In Lafayette, it’s a dry heat

Brown, crispy grass in a dry lawn
Photo by Travis Gauthier

The last time it rained in Lafayette was Tuesday, Aug. 1, according to weather data collected at the Lafayette Regional Airport. Gauges measured .19 inches of precipitation — practically a deluge compared to the .09 inches that fell on July 23. It’s been a summer of drought marked by excessive heat.

It’s the eighth driest summer recorded in Lafayette Parish, based on data going back to 1895 and compiled by the NOAA National Centers for Environmental Information. According to the National Weather Service, Lafayette and the rest of southwestern Louisiana are currently in an “extreme drought,” defined by “major crop/pasture losses, extreme fire danger, and widespread water shortages or restrictions.”

On Aug. 14, these conditions led to an unusual move — Gov. John Bel Edwards declared a State of Emergency based on extreme heat and minimal rainfall.

“This is no doubt weird,” says Brandon Waltman, an Opelousas-based assistant state soil scientist with the National Resource Conservation Service. “It’s been pretty dadgum bad out there. The soil is like concrete.”

As area residents know, a typical Louisiana summer is marked by heat, humidity and rainfall. The 100-year mean precipitation in June and July is 11.59 inches for Lafayette Parish, compared with the 6.06 inches received thus far this summer. To combat low water pressure and protect end-of-line service, LUS has asked area residents to avoid “high-consumption, non-domestic” water uses like lawn watering, car washing and filling up pools.
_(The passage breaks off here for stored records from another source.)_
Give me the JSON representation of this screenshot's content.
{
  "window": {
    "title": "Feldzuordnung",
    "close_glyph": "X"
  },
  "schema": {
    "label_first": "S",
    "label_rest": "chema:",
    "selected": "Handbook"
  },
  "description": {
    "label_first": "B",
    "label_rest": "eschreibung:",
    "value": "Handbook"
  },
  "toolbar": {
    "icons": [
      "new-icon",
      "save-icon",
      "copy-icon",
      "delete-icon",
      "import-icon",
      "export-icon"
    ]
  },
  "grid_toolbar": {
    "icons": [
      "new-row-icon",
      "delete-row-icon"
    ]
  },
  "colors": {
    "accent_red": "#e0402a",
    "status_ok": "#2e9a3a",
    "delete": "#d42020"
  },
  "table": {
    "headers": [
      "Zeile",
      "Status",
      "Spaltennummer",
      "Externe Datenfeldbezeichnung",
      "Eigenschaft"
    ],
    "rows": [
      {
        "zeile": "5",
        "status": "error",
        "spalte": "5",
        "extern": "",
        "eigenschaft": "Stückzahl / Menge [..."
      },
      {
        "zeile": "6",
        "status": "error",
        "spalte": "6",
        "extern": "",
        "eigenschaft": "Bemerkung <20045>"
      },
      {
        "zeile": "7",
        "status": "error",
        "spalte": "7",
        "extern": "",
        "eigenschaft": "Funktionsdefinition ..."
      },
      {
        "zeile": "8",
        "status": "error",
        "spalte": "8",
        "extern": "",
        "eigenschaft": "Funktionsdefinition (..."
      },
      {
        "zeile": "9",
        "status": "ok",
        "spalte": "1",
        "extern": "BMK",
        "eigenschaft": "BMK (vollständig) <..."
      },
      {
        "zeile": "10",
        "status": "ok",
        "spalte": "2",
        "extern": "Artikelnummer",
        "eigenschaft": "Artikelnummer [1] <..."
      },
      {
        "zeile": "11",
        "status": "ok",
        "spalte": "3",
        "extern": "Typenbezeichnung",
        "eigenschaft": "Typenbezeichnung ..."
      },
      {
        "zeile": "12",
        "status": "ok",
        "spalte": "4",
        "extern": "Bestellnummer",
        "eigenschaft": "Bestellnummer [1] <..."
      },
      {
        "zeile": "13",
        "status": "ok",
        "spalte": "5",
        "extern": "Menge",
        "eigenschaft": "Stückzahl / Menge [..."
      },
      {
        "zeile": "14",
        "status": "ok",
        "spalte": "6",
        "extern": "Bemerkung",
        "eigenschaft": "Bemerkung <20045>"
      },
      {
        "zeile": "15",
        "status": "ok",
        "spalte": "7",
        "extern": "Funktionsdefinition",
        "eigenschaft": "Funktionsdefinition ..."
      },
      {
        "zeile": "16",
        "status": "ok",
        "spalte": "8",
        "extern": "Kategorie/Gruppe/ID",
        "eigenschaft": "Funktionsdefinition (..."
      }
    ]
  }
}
Kelia Fontenot-Bingham, Acadiana Planning Commission Region 5 watershed coordinator, says these conditions have caught people by surprise.

“I’ve been here my whole life, and it’s been hot, and we’ve had droughts — but combining them is nuts. I’m not sure we’ve ever had a governor declare a state of emergency for drought,” she says.

Water — usually in excess — is an ever-present policy and planning concern in Louisiana. In heavy rain events or unusually dry conditions, it’s increasingly clear land use patterns contribute to flood risk in the face of changing, difficult-to-predict weather patterns — and land use is closely linked to soil health.

Waltman puts it like this: Areas with more impervious surfaces and highly compacted soils will create damaging run-off and flood risk during heavy rains, and retain less moisture in periods of drought.

“Soil is a living ecosystem under our feet,” he says. “Just driving around, you see a lot of areas that don’t have healthy soil. The ground is crispy, plants are struggling.”

Healthy, non-compacted soil creates space for water to soak into the ground before it swells rivers and reaches homes. The deeper it soaks, the more water is stored in the event of drought.

In a typical year, Waltman notes, South Louisiana is fortunate to have so much rain. One path forward for creating a productive relationship with water is to plan land uses that capture this resource and store it in the ground.

However, until precipitation levels return to normal, experts will continue to advise people to avoid watering their lawns.

“Once we get the rain, we just need a little bit of recharge,” says Waltman. “The ground will suck it right up.”